On the play, a player takes a shotgun snap — usually 7 to 10 yards behind the line of scrimmage — drops the ball straight down and kicks it at the moment it touches the ground or shortly after.
The move was popular in the early days of football but fell out of favor when the football was made more pointed on the ends in 1934. The change helped the progression of the forward pass but made the drop kick nearly obsolete with the ball not bouncing as predictably.
“It’s still a legal kick, but no one really pays attention to it,” said Pike, who forgot to warn the referees last week before Derry’s attempt. “There wasn’t any confusion. But I had some of the (officials) tell me, 'Gosh, I haven’t seen that before — ever.’ They’re kind of shocked when it happens.”

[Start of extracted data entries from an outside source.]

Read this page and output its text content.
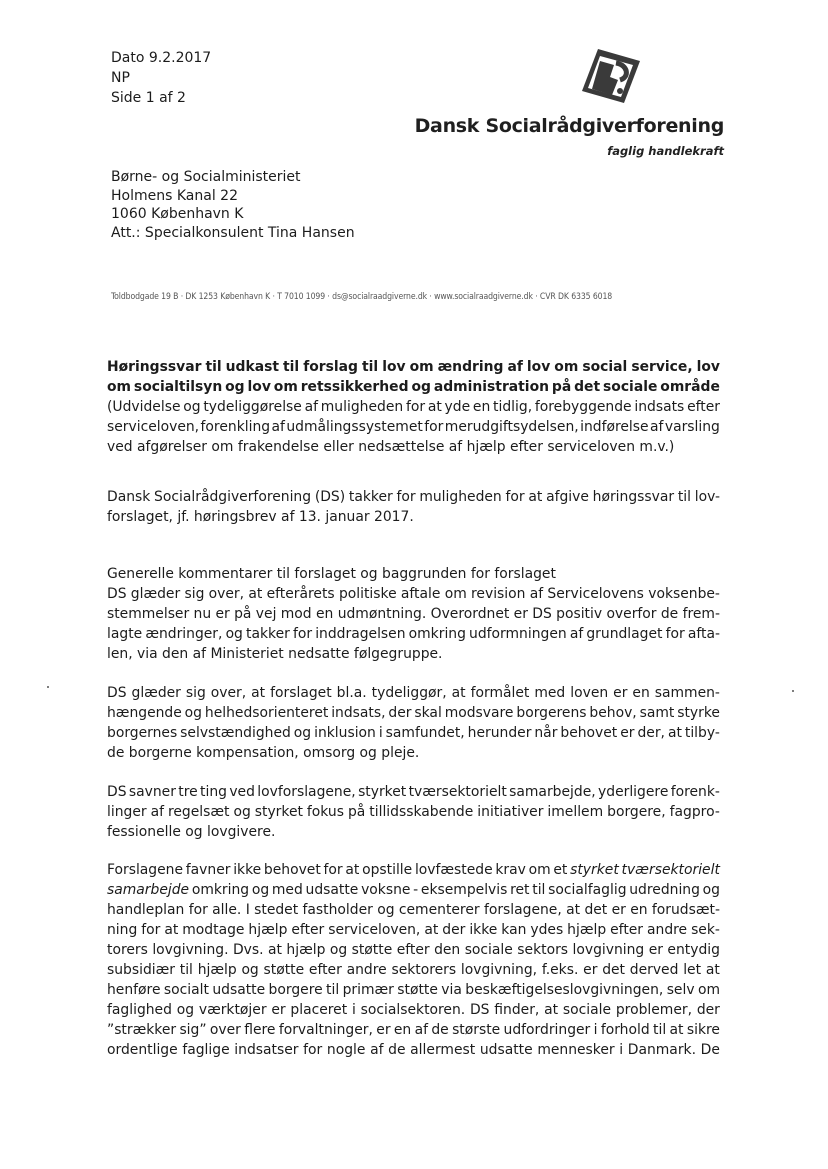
Dato 9.2.2017
NP
Side 1 af 2
Dansk Socialrådgiverforening
faglig handlekraft
Børne- og Socialministeriet
Holmens Kanal 22
1060 København K
Att.: Specialkonsulent Tina Hansen
Toldbodgade 19 B · DK 1253 København K · T 7010 1099 · ds@socialraadgiverne.dk · www.socialraadgiverne.dk · CVR DK 6335 6018
Høringssvar til udkast til forslag til lov om ændring af lov om social service, lov
om socialtilsyn og lov om retssikkerhed og administration på det sociale område
(Udvidelse og tydeliggørelse af muligheden for at yde en tidlig, forebyggende indsats efter
serviceloven, forenkling af udmålingssystemet for merudgiftsydelsen, indførelse af varsling
ved afgørelser om frakendelse eller nedsættelse af hjælp efter serviceloven m.v.)
Dansk Socialrådgiverforening (DS) takker for muligheden for at afgive høringssvar til lov-
forslaget, jf. høringsbrev af 13. januar 2017.
Generelle kommentarer til forslaget og baggrunden for forslaget
DS glæder sig over, at efterårets politiske aftale om revision af Servicelovens voksenbe-
stemmelser nu er på vej mod en udmøntning. Overordnet er DS positiv overfor de frem-
lagte ændringer, og takker for inddragelsen omkring udformningen af grundlaget for afta-
len, via den af Ministeriet nedsatte følgegruppe.
DS glæder sig over, at forslaget bl.a. tydeliggør, at formålet med loven er en sammen-
hængende og helhedsorienteret indsats, der skal modsvare borgerens behov, samt styrke
borgernes selvstændighed og inklusion i samfundet, herunder når behovet er der, at tilby-
de borgerne kompensation, omsorg og pleje.
DS savner tre ting ved lovforslagene, styrket tværsektorielt samarbejde, yderligere forenk-
linger af regelsæt og styrket fokus på tillidsskabende initiativer imellem borgere, fagpro-
fessionelle og lovgivere.
Forslagene favner ikke behovet for at opstille lovfæstede krav om et styrket tværsektorielt
samarbejde omkring og med udsatte voksne - eksempelvis ret til socialfaglig udredning og
handleplan for alle. I stedet fastholder og cementerer forslagene, at det er en forudsæt-
ning for at modtage hjælp efter serviceloven, at der ikke kan ydes hjælp efter andre sek-
torers lovgivning. Dvs. at hjælp og støtte efter den sociale sektors lovgivning er entydig
subsidiær til hjælp og støtte efter andre sektorers lovgivning, f.eks. er det derved let at
henføre socialt udsatte borgere til primær støtte via beskæftigelseslovgivningen, selv om
faglighed og værktøjer er placeret i socialsektoren. DS finder, at sociale problemer, der
”strækker sig” over flere forvaltninger, er en af de største udfordringer i forhold til at sikre
ordentlige faglige indsatser for nogle af de allermest udsatte mennesker i Danmark. De
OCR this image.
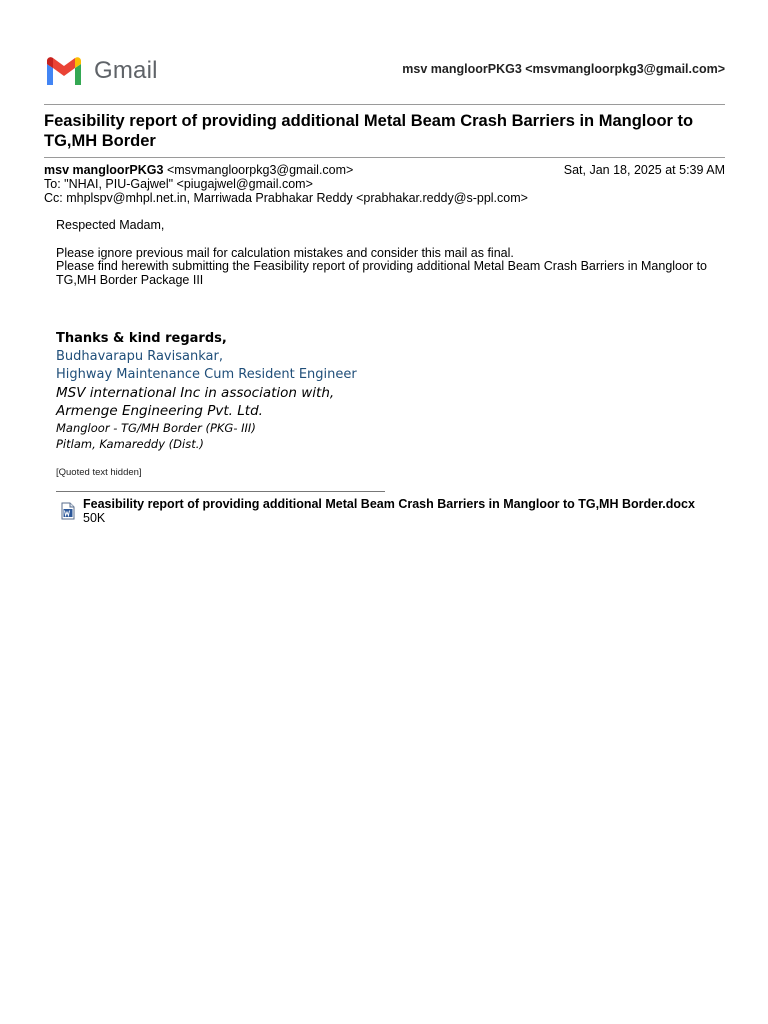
Gmail	msv mangloorPKG3 <msvmangloorpkg3@gmail.com>
Feasibility report of providing additional Metal Beam Crash Barriers in Mangloor to TG,MH Border
msv mangloorPKG3 <msvmangloorpkg3@gmail.com>	Sat, Jan 18, 2025 at 5:39 AM
To: "NHAI, PIU-Gajwel" <piugajwel@gmail.com>
Cc: mhplspv@mhpl.net.in, Marriwada Prabhakar Reddy <prabhakar.reddy@s-ppl.com>

Respected Madam,

Please ignore previous mail for calculation mistakes and consider this mail as final.

Please find herewith submitting the Feasibility report of providing additional Metal Beam Crash Barriers in Mangloor to TG,MH Border Package III

Thanks & kind regards,
Budhavarapu Ravisankar,
Highway Maintenance Cum Resident Engineer
MSV international Inc in association with,
Armenge Engineering Pvt. Ltd.
Mangloor - TG/MH Border (PKG- III)
Pitlam, Kamareddy (Dist.)
[Quoted text hidden]
Feasibility report of providing additional Metal Beam Crash Barriers in Mangloor to TG,MH Border.docx
50K
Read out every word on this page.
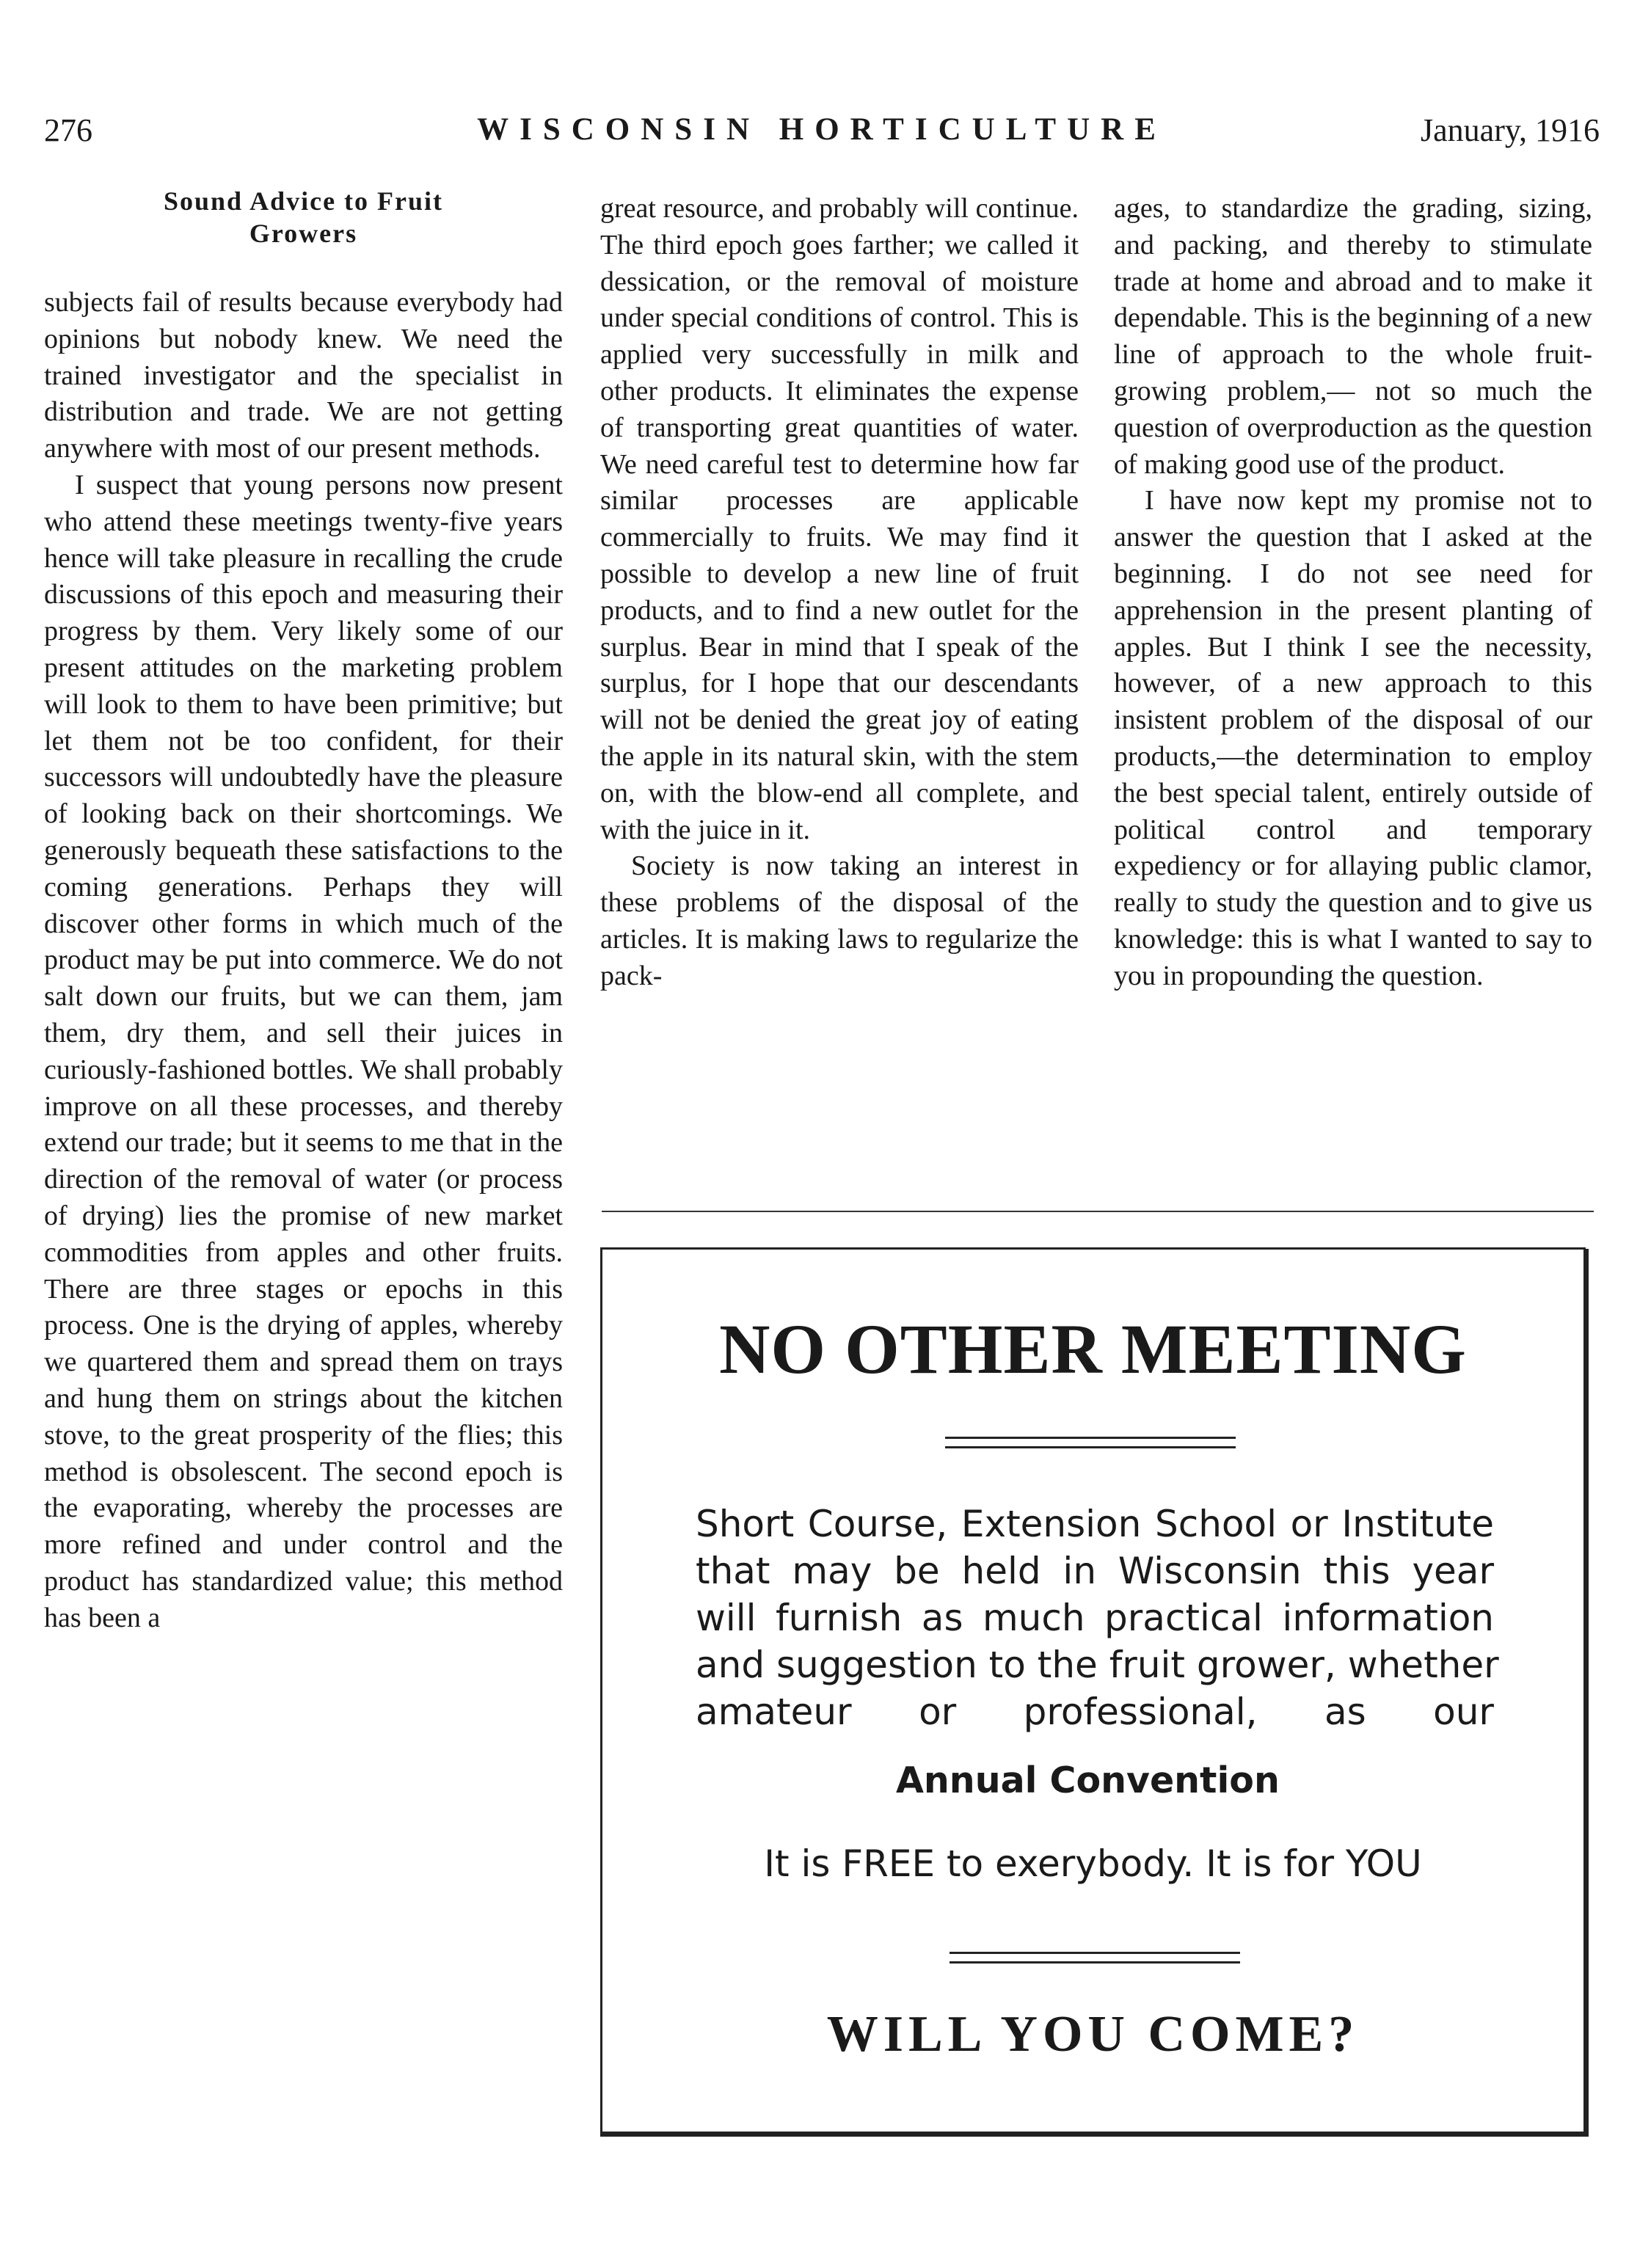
276	WISCONSIN HORTICULTURE	January, 1916
Sound Advice to Fruit
Growers

subjects fail of results because everybody had opinions but nobody knew. We need the trained investigator and the specialist in distribution and trade. We are not getting anywhere with most of our present methods.

I suspect that young persons now present who attend these meetings twenty-five years hence will take pleasure in recalling the crude discussions of this epoch and measuring their progress by them. Very likely some of our present attitudes on the marketing problem will look to them to have been primitive; but let them not be too confident, for their successors will undoubtedly have the pleasure of looking back on their shortcomings. We generously bequeath these satisfactions to the coming generations. Perhaps they will discover other forms in which much of the product may be put into commerce. We do not salt down our fruits, but we can them, jam them, dry them, and sell their juices in curiously-fashioned bottles. We shall probably improve on all these processes, and thereby extend our trade; but it seems to me that in the direction of the removal of water (or process of drying) lies the promise of new market commodities from apples and other fruits. There are three stages or epochs in this process. One is the drying of apples, whereby we quartered them and spread them on trays and hung them on strings about the kitchen stove, to the great prosperity of the flies; this method is obsolescent. The second epoch is the evaporating, whereby the processes are more refined and under control and the product has standardized value; this method has been a

great resource, and probably will continue. The third epoch goes farther; we called it dessication, or the removal of moisture under special conditions of control. This is applied very successfully in milk and other products. It eliminates the expense of transporting great quantities of water. We need careful test to determine how far similar processes are applicable commercially to fruits. We may find it possible to develop a new line of fruit products, and to find a new outlet for the surplus. Bear in mind that I speak of the surplus, for I hope that our descendants will not be denied the great joy of eating the apple in its natural skin, with the stem on, with the blow-end all complete, and with the juice in it.

Society is now taking an interest in these problems of the disposal of the articles. It is making laws to regularize the pack-

ages, to standardize the grading, sizing, and packing, and thereby to stimulate trade at home and abroad and to make it dependable. This is the beginning of a new line of approach to the whole fruit-growing problem,— not so much the question of overproduction as the question of making good use of the product.

I have now kept my promise not to answer the question that I asked at the beginning. I do not see need for apprehension in the present planting of apples. But I think I see the necessity, however, of a new approach to this insistent problem of the disposal of our products,—the determination to employ the best special talent, entirely outside of political control and temporary expediency or for allaying public clamor, really to study the question and to give us knowledge: this is what I wanted to say to you in propounding the question.

NO OTHER MEETING
Short Course, Extension School or Institute
that may be held in Wisconsin this year
will furnish as much practical information
and suggestion to the fruit grower, whether
amateur or professional, as our
Annual Convention
It is FREE to exerybody. It is for YOU
WILL YOU COME?
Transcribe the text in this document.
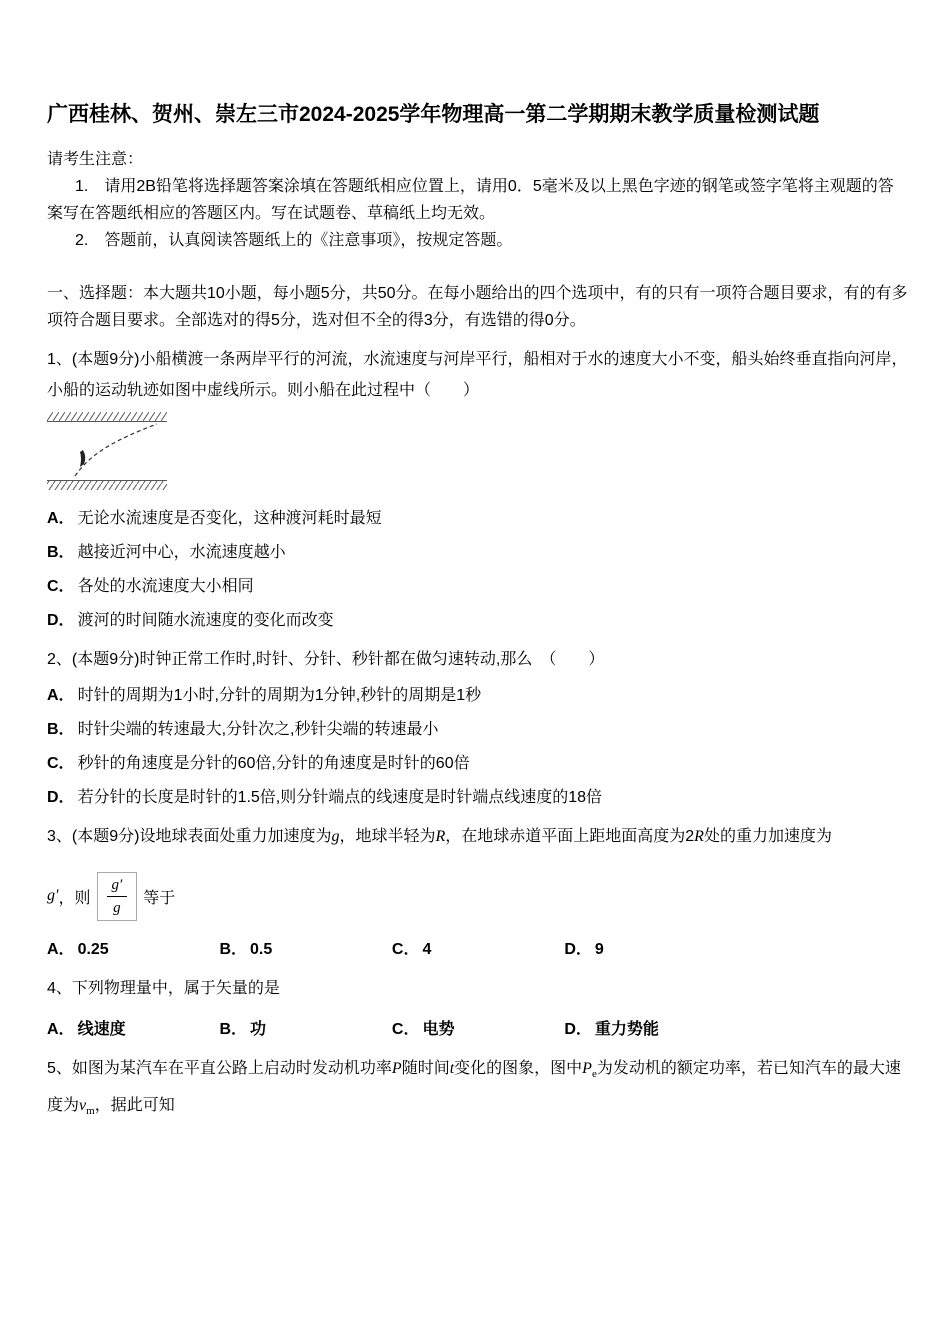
广西桂林、贺州、崇左三市2024-2025学年物理高一第二学期期末教学质量检测试题

请考生注意：

1.　请用2B铅笔将选择题答案涂填在答题纸相应位置上，请用0．5毫米及以上黑色字迹的钢笔或签字笔将主观题的答案写在答题纸相应的答题区内。写在试题卷、草稿纸上均无效。

2.　答题前，认真阅读答题纸上的《注意事项》，按规定答题。

一、选择题：本大题共10小题，每小题5分，共50分。在每小题给出的四个选项中，有的只有一项符合题目要求，有的有多项符合题目要求。全部选对的得5分，选对但不全的得3分，有选错的得0分。

1、(本题9分)小船横渡一条两岸平行的河流，水流速度与河岸平行，船相对于水的速度大小不变，船头始终垂直指向河岸，小船的运动轨迹如图中虚线所示。则小船在此过程中（　　）

A． 无论水流速度是否变化，这种渡河耗时最短

B． 越接近河中心，水流速度越小

C． 各处的水流速度大小相同

D． 渡河的时间随水流速度的变化而改变

2、(本题9分)时钟正常工作时,时针、分针、秒针都在做匀速转动,那么　（　　）

A． 时针的周期为1小时,分针的周期为1分钟,秒针的周期是1秒

B． 时针尖端的转速最大,分针次之,秒针尖端的转速最小

C． 秒针的角速度是分针的60倍,分针的角速度是时针的60倍

D． 若分针的长度是时针的1.5倍,则分针端点的线速度是时针端点线速度的18倍

3、(本题9分)设地球表面处重力加速度为g，地球半轻为R，在地球赤道平面上距地面高度为2R处的重力加速度为

g′ ，则 $\frac{g'}{g}$ 等于
A． 0.25	B． 0.5	C． 4	D． 9

4、下列物理量中，属于矢量的是

A． 线速度	B． 功	C． 电势	D． 重力势能

5、如图为某汽车在平直公路上启动时发动机功率P随时间t变化的图象，图中$P_e$为发动机的额定功率，若已知汽车的最大速度为$v_m$，据此可知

Pike picked up the play from his father, Alpha Pike, a longtime football fan and member of East Buchanan’s chain gang in Gower, Mo. Pike has had multiple players practice it but never tried it until Derry failed an attempt last year against Heartland.
The last Missouri high school player to make a drop kick was Nevada’s Ronnie Herda in 2006.
In the NFL, Doug Flutie made a drop kick while playing for the New England Patriots in 2006 — the first in the league in more than 60 years. The last successful drop kick extra point in an NCAA game was by Aaron Fitzgerald of the University of LaVerne on November 10, 1990 against Claremont-Mudd-Scripps.